2007 日経BP社
1953年生まれ
日本のソフトウエア産業はなぜだめなのか
日本のソフトウエア産業は、初期から政府の手厚い保護と指導のもとに置かれてきた。
1960年代には、通産省はIBMの参入を遅らせ、電気メーカーを糾合して、IBM互換機を作らせた。
その後も、第5世代コンピューター、シグマ計画など、官民プロジェクトに多額の補助金を投入したが、すべて「失敗」した。
そのいっぽう、日本の社会の本流からはずれたところで三度の飯よりゲームが好きだという人たちがつくったゲームソフトは成功した。
ソフトウエアも、役所が保護した分野は失敗し、役所も大手メーカーも無視した分野が成功した。

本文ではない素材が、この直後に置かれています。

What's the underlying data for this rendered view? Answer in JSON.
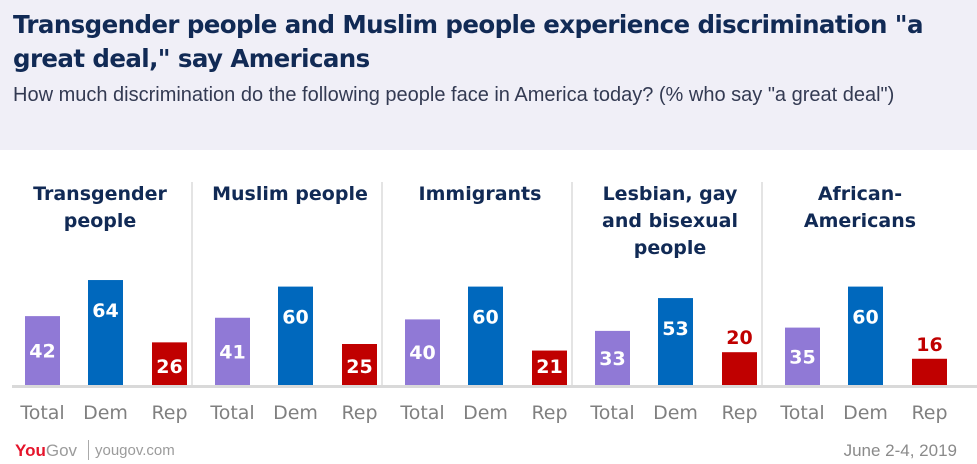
{
  "header": {
    "title": "Transgender people and Muslim people experience discrimination \"a great deal,\" say Americans",
    "subtitle": "How much discrimination do the following people face in America today? (% who say \"a great deal\")"
  },
  "chart_data": {
    "type": "bar",
    "title": "Transgender people and Muslim people experience discrimination \"a great deal,\" say Americans",
    "subtitle": "How much discrimination do the following people face in America today? (% who say \"a great deal\")",
    "xlabel": "",
    "ylabel": "",
    "ylim": [
      0,
      70
    ],
    "grid": false,
    "legend": "none",
    "series_names": [
      "Total",
      "Dem",
      "Rep"
    ],
    "colors": {
      "Total": "#9079d6",
      "Dem": "#0068bd",
      "Rep": "#c00000"
    },
    "groups": [
      {
        "label": [
          "Transgender",
          "people"
        ],
        "values": [
          42,
          64,
          26
        ]
      },
      {
        "label": [
          "Muslim people"
        ],
        "values": [
          41,
          60,
          25
        ]
      },
      {
        "label": [
          "Immigrants"
        ],
        "values": [
          40,
          60,
          21
        ]
      },
      {
        "label": [
          "Lesbian, gay",
          "and bisexual",
          "people"
        ],
        "values": [
          33,
          53,
          20
        ]
      },
      {
        "label": [
          "African-",
          "Americans"
        ],
        "values": [
          35,
          60,
          16
        ]
      }
    ]
  },
  "footer": {
    "logo_you": "You",
    "logo_gov": "Gov",
    "url": "yougov.com",
    "date": "June 2-4, 2019"
  }
}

任天堂やソニーのゲーム部門は、80年代以降にできたので、重厚長大産業のようなピラミッド型組織ではなく、小さな若いソフトハウスの連携によって多様なゲームソフトが開発された。
大事なことは、日本人の持っている創造性を下請け・孫請け型の「ITゼネコン」構造に埋没させないで、自由に発揮させることである。技術者のモチベーションを引き出し、彼らのアイデアをビジネス化して、多様な実験を可能にすることである。そのためには、役所やITゼネコンが退場することが必要である。
明治以来、日本は行政に権限と情報を集中し、民間の資源を総動員して「富国強兵」をめざす国家体制をとってきた。こうした集権的な統治機構は、追いつき型近代化の局面では一定の効果を上げたが、民間企業だけで問題を解決することを妨げてきた。
霞ヶ関には、いまだに富国強兵の遺伝子が強く残っている。このような「国のかたち」を見直し、資本市場や司法改革によって、問題を民間で分権的に解決する制度設計を行なうことが日本の課題である。経済産業省が音頭をとって「産業政策」を推進するのはやめたらどうかというのが、著者の意見である。しかし、著者も言っているように、役所の力が弱くなるような改革を官僚自身が行うことは困難であろう。
(注)ITゼネコン
公的なコンピューター・システムの受注額の4分の3は、わずか6社で占められ、こうした企業は、建設業のゼネコンとくらべて、「ITゼネコン」と呼ばれている。